Open eehret opened 2 months ago
I noticed that this also seems to happen when I delete guest assignments via Azure Portal, even if some guest assignments are remaining for the same virtual machine, and in theory the worker should still have work to do.
I'm not 100% sure what causes this, but we've seen it in quite a few Azure virtual machines.
Something seems to be causing gc worker to think that there is nothing left to do and it just stops. All of the existing guest assignments eventually disappear from Azure portal because gc worker is no longer reporting compliance and the guest assignments expire. Even the 'AzureLinuxBaseline' guest assignments will disappear.
Here's what the tail end of the gc_worker.log looks like when this condition gets triggered:
When this happens it is also impossible to restart gcd.service. it hangs, waiting for a process forever.
The only way I've found so far to recover from this, short of a reboot which we can't do whenever we want in a production environment, is to manually issue a kill on the process that it's waiting forever for.

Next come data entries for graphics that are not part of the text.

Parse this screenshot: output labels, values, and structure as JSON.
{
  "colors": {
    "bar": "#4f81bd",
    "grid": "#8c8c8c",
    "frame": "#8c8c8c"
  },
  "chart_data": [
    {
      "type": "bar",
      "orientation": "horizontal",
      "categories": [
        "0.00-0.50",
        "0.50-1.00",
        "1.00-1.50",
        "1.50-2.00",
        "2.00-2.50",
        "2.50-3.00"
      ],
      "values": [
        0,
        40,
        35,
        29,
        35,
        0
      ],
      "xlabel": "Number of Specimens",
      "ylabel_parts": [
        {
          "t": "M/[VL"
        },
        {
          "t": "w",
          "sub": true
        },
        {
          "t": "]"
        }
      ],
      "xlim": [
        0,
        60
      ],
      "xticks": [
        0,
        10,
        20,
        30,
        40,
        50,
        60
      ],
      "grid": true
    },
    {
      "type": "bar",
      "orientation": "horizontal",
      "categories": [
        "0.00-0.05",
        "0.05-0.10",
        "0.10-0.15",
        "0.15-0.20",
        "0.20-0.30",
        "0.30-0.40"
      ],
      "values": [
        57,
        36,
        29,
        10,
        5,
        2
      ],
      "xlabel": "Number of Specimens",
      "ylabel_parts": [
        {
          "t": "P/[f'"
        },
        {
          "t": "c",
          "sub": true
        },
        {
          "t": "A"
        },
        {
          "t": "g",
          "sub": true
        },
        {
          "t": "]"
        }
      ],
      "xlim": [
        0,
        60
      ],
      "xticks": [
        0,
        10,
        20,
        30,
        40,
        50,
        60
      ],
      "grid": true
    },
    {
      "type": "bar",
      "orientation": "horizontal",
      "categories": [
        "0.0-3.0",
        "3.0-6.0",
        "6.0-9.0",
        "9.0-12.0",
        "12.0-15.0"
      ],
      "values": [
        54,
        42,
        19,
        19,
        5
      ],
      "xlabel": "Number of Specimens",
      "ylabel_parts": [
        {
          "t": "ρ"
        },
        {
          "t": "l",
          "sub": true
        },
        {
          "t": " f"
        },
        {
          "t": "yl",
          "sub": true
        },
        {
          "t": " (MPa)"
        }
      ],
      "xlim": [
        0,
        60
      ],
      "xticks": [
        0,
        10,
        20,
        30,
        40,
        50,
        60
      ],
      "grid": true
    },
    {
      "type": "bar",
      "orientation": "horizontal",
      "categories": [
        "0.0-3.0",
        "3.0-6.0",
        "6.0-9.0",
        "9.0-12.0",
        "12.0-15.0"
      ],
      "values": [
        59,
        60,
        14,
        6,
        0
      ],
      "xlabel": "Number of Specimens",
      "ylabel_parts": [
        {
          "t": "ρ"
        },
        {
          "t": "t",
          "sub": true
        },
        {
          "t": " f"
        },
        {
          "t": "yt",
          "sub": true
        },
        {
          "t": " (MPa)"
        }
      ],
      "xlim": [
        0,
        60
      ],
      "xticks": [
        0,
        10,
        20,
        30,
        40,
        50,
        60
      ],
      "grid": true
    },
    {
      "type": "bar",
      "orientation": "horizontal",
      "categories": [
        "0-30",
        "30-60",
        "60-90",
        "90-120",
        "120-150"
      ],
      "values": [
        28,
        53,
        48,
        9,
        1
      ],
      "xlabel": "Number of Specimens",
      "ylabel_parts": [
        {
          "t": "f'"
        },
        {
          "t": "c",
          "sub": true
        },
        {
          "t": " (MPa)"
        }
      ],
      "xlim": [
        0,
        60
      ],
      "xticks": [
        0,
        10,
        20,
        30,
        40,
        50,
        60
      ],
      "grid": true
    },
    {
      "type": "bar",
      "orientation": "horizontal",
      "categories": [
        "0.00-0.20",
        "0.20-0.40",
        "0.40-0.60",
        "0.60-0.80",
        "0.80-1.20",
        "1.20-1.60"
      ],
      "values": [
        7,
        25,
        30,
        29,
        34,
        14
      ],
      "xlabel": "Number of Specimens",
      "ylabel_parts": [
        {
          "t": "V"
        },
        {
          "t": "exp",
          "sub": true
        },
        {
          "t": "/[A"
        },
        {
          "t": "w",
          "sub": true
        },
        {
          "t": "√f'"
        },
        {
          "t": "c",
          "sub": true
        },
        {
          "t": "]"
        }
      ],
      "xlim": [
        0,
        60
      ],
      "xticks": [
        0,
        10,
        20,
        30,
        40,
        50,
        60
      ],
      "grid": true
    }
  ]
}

I'm at a loss as to how to further troubleshoot this. If Microsoft would like more information on this or work with me to gather more information, I can make myself available.
In this specific instance the OS was Ubuntu 20.04 LTS (Azure marketplace image from Canonical)
I think I've found a workaround that might be feasible for us until this issue gets properly resolved -- creating an entry in /etc/cron.daily to restart gcd before it has a chance to reach the 'hung' state. So far that seems to have helped on the one VM where I've tried it.